Он помедлил, обвел всех своим пристальным и суровым взором, молвил спокойно:
— Про то сию чашу вздымаю, что не перевелись и не переведутся на русской земле люди, кои, никого не устрашившись, за верные други своя, себя не жалеючи, скажут самоинужнейшее слово. Про твое здоровье, Федор Матвеевич, про твое, Александр Данилыч!
Афанасий пригубил вино, спросил у Меншикова:
— Что зубы скалишь, господин поручик?
— А того, — с усмешкой ответил Меншиков, — того, владыко, смеюсь, что неверно ты говоришь. Я трусом отроду не бывал, то вы все ведаете, а сего — боюсь. Боюсь, отче, паки и паки боюсь, и не смерти, леший с ней, помирать все станем, а страха боюсь — своего страха, когда поволокут к князю-кесарю, да заскрыжещет он зубами, да нальется кровью, да покажет тебе орленый кнут, да палача Оску, да пихнет в закрылье к дыбе. Тебе, владыко, из Холмогор не видать, а мы, приближенные, знаем, каково под пыткою человек изумлен бывает. Не устрашившись! Как бы не так, отче! Бывало весь потом обольешься, покуда из себя то самоинужнейшее слово выдавишь. И ждешь! А ну, как тебе за то слово…
Граф Федор Алексеевич Головин взглянул на Меншикова исподлобья маленькими, догадливыми, пронзительно-умными глазками, покачал головой:
— Полно, Александр Данилыч! Не ко времени сии речи! Сделано — и слава тебе богу, и верные слова владыко сказал! Про ваше здоровье пью!

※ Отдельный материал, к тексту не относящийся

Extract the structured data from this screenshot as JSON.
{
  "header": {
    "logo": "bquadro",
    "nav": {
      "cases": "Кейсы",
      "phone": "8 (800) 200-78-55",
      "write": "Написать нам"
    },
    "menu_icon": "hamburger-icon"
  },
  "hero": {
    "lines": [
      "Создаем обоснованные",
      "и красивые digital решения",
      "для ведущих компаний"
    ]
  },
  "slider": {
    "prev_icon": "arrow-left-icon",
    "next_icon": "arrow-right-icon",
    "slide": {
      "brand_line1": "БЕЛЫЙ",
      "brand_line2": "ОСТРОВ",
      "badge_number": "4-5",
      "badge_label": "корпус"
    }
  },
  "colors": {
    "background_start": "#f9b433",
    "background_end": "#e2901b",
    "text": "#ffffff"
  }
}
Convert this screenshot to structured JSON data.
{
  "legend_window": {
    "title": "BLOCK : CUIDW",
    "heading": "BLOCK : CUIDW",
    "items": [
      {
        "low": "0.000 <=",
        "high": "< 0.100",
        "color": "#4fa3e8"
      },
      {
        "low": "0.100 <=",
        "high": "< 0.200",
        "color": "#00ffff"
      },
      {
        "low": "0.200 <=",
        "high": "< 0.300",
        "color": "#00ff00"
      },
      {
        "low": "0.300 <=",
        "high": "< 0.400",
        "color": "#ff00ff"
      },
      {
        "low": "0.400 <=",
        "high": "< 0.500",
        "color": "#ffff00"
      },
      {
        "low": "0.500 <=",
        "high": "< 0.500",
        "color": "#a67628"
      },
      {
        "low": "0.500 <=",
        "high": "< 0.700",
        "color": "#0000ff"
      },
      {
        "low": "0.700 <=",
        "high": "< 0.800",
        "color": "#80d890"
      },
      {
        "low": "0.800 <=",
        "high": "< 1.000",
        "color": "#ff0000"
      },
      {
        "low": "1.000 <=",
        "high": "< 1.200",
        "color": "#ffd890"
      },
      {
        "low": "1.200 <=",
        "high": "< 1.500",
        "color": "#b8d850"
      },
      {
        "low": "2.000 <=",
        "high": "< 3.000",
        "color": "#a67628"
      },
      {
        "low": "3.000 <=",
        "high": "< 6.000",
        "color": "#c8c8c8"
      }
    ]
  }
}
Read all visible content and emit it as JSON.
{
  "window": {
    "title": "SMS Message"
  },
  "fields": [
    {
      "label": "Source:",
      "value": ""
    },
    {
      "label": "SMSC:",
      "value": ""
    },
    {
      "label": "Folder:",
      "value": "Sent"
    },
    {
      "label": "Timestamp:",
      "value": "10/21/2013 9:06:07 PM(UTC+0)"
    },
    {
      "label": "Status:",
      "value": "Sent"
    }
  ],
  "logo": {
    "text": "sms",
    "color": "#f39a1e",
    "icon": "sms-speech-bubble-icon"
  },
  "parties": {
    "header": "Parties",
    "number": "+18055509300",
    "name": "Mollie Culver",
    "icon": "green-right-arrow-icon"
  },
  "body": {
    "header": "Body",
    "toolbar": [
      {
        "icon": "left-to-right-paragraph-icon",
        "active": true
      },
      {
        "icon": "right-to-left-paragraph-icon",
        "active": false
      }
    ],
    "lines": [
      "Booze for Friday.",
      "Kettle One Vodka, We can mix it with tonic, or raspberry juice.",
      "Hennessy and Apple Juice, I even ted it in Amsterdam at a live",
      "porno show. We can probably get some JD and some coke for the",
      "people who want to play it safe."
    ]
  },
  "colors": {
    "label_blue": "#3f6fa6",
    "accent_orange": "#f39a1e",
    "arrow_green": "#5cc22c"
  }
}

Сильвестр Петрович, дотоле молчавший в своих креслах, спросил:
— Ответь, Федор Матвеевич: ты думал обо мне, что изменник я и вор? Не всегда, не поутру, а вдруг — ночью — не бывало? Не вступала в голову мыслишка: может, и впрямь Иевлев перескок — к шведам перекинулся, нас всех вокруг пальца обвел? Не думалось так никогда? Ни единого разу?